Quant aux faveurs des pouvoirs substitués au public – par exemple, la croix décernée par un ministre – elles sont en substance à la fois anti-aristocratiques et antidémocratiques. L’intervention d’en haut tend ici à faire disparaître le droit qu’ont les gens (du monde ou du peuple) de donner ou de retirer leur estime et leur approbation. D’autre part, celui qui refuse une décoration renie totalement son attachement conventionnel à la considération de ses pairs et de ses inférieurs, il a l’air d’en imposer à leur libre jugement et d’humilier même ses supérieurs. L’acceptant se met une bonne conscience en métal sur la poitrine avec un bout de ruban ; le refusant s’épingle à lui-même sa bonne conscience comme médaille. « Ostentation pour ostentation, mieux vaut l’accepter », dit l’adage modeste des gens qui se satisfont d’épater leur voisin sans trop le vexer.

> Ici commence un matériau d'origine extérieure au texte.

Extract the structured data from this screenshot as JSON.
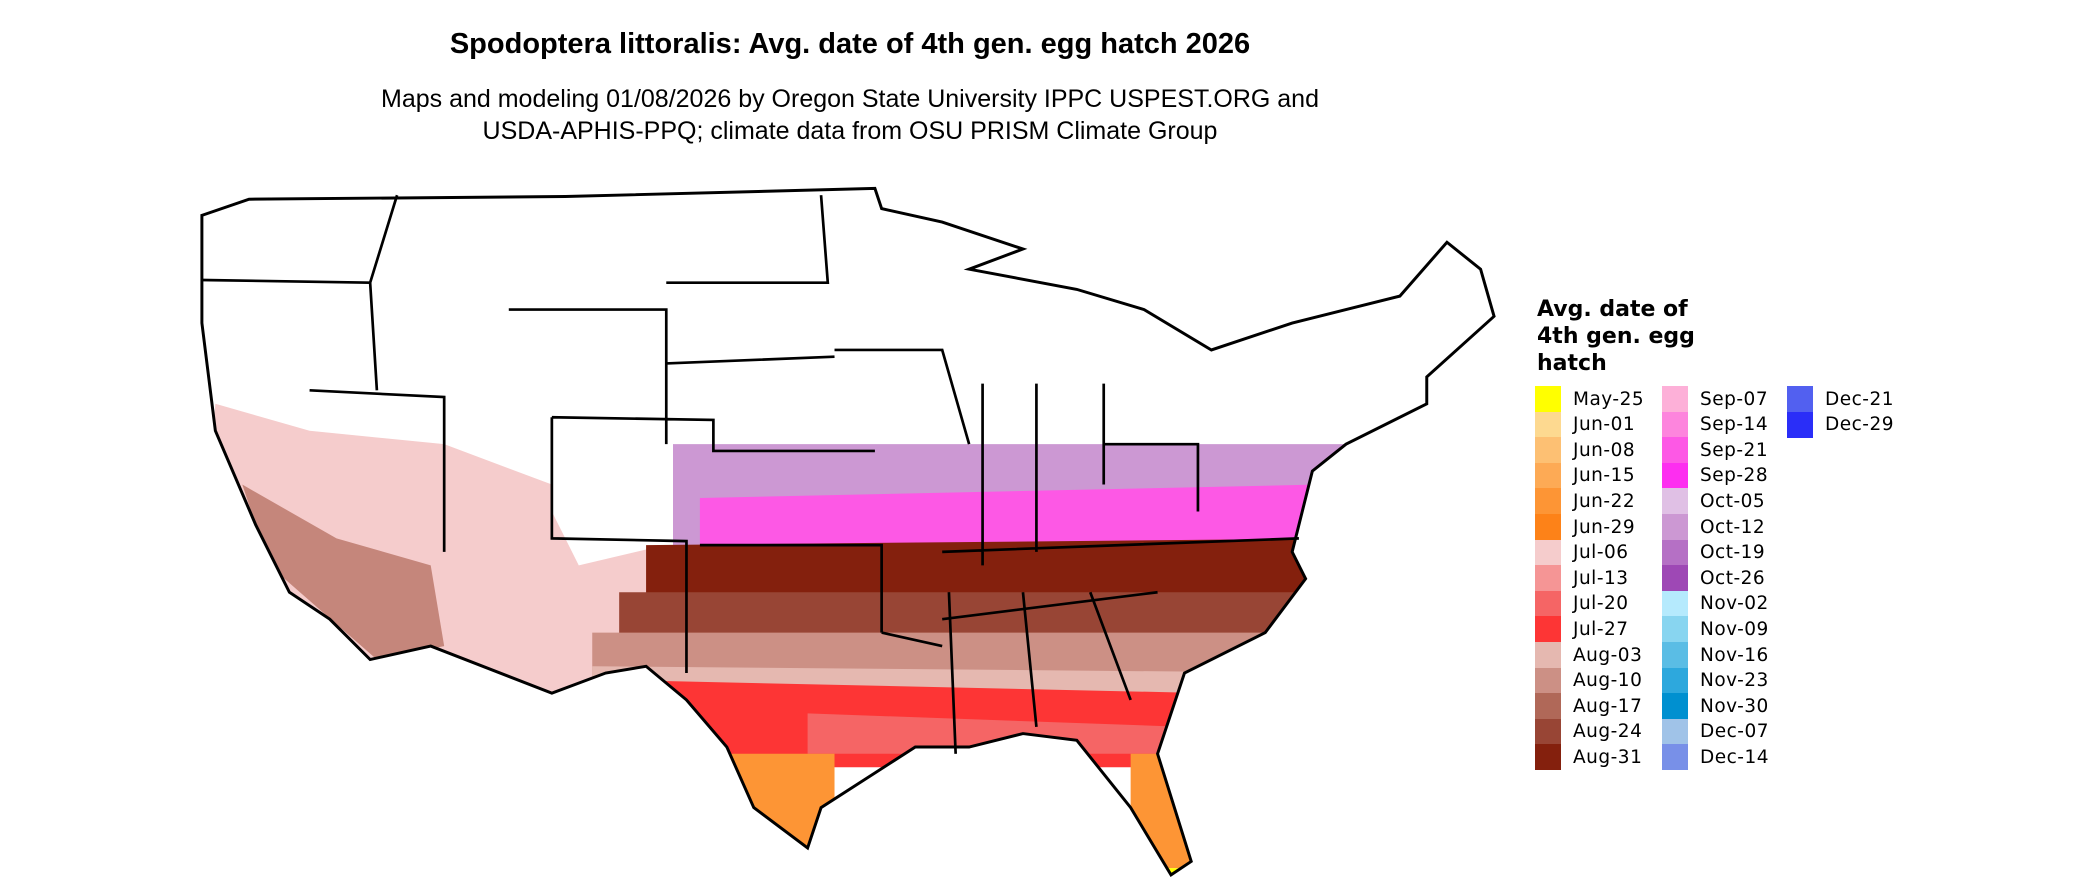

La vie est dure, cher Monsieur, pour qui veut bien être quelqu’un, mais n’accepte pas de devenir quelque chose. La morale de la masse, c’est qu’il faut qu’il en coûte toujours à qui fait « parler de soi » ; l’autre morale est que cela doit rapporter. D’un côté comme de l’autre, l’individu se trouve diminué d’autant.

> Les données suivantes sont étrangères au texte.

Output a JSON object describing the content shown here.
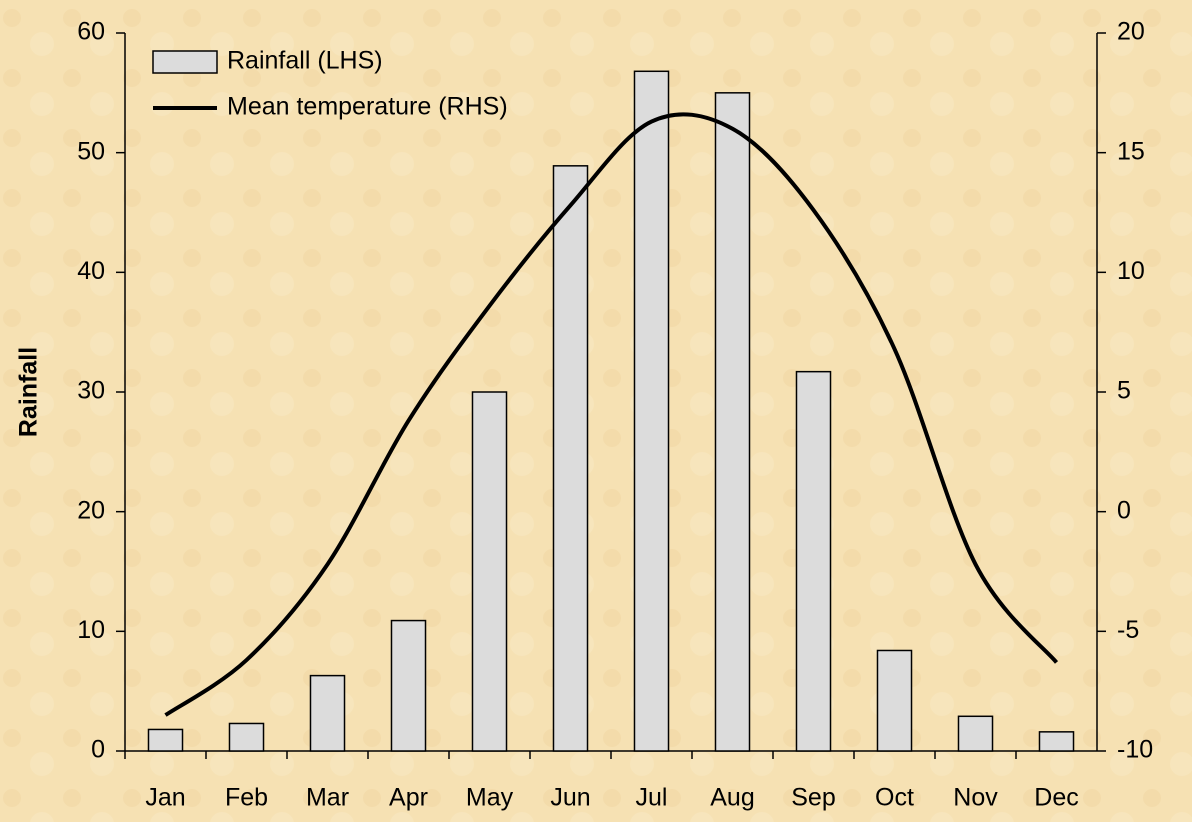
{
  "chart_data": {
    "type": "bar-line",
    "y_axis_label": "Rainfall",
    "categories": [
      "Jan",
      "Feb",
      "Mar",
      "Apr",
      "May",
      "Jun",
      "Jul",
      "Aug",
      "Sep",
      "Oct",
      "Nov",
      "Dec"
    ],
    "series": [
      {
        "name": "Rainfall (LHS)",
        "type": "bar",
        "color": "#dcdcdc",
        "axis": "y",
        "values": [
          1.8,
          2.3,
          6.3,
          10.9,
          30,
          48.9,
          56.8,
          55.0,
          31.7,
          8.4,
          2.9,
          1.6
        ]
      },
      {
        "name": "Mean temperature (RHS)",
        "type": "line",
        "color": "#000000",
        "axis": "y2",
        "values": [
          -8.5,
          -6.2,
          -2.2,
          3.8,
          8.6,
          12.8,
          16.3,
          16.0,
          12.6,
          6.8,
          -2.2,
          -6.3
        ]
      }
    ],
    "ylim": [
      0,
      60
    ],
    "yticks": [
      0,
      10,
      20,
      30,
      40,
      50,
      60
    ],
    "y2lim": [
      -10,
      20
    ],
    "y2ticks": [
      -10,
      -5,
      0,
      5,
      10,
      15,
      20
    ],
    "legend": "upper left"
  }
}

Les grands moments de l’histoire semblent être les moments de renoncement par lesquels une élite démissionne de ses avantages injustes et corrupteurs, et fraternise avec une élite ascendante pénétrée d’enthousiasme désintéressé. Malheureusement, ces nuits du 4 août sont généralement sans lendemain. La masse n’aime pas les démissions : elle préfère les distributions. Le noble renonçant à sa caste ne devient pas pour la foule, un homme, mais un ci-devant, que le sans-culotte traite en paria, s’il le peut. Et l’égalité exige la disparition des parias – têtes couronnées, ou découronnées. Tout ce qui ne consent pas à être « quelque chose » doit mourir, doit éternuer dans la sciure sa grandeur d’âme, pour compléter la révolution et pour y mettre fin. Autant en arriva à vos homonymes, les Gracques, ces propriétaires ennemis de la propriété. Et le sort du privilégié démissionnaire finit par être celui du Comte de Saint-Cyr, devant le tribunal jacobin qui l’interrogea sur son identité : « Il n’y a plus de comte ; il n’y a plus de de ; il n’y a plus de Saint ; il n’y a plus de Sire », coupa le magistrat populaire à chaque syllabe, et l’homme n’ayant plus d’état civil, se trouva légalement supprimé.
Que pensez-vous de cette néantisation, vous qui avez opposé le Rivage des Syrtes aux ravages des Sartres ? Et persisterez-vous dans un entêtement qui rédige d’avance son épitaphe : « Ci-gît Julien Gracq, qui ne fut rien – pas même prix Goncourt » ?
Respectueusement vôtre,
André PRUDHOMMEAUX
Marsyas, n° 291, janvier-février 1952.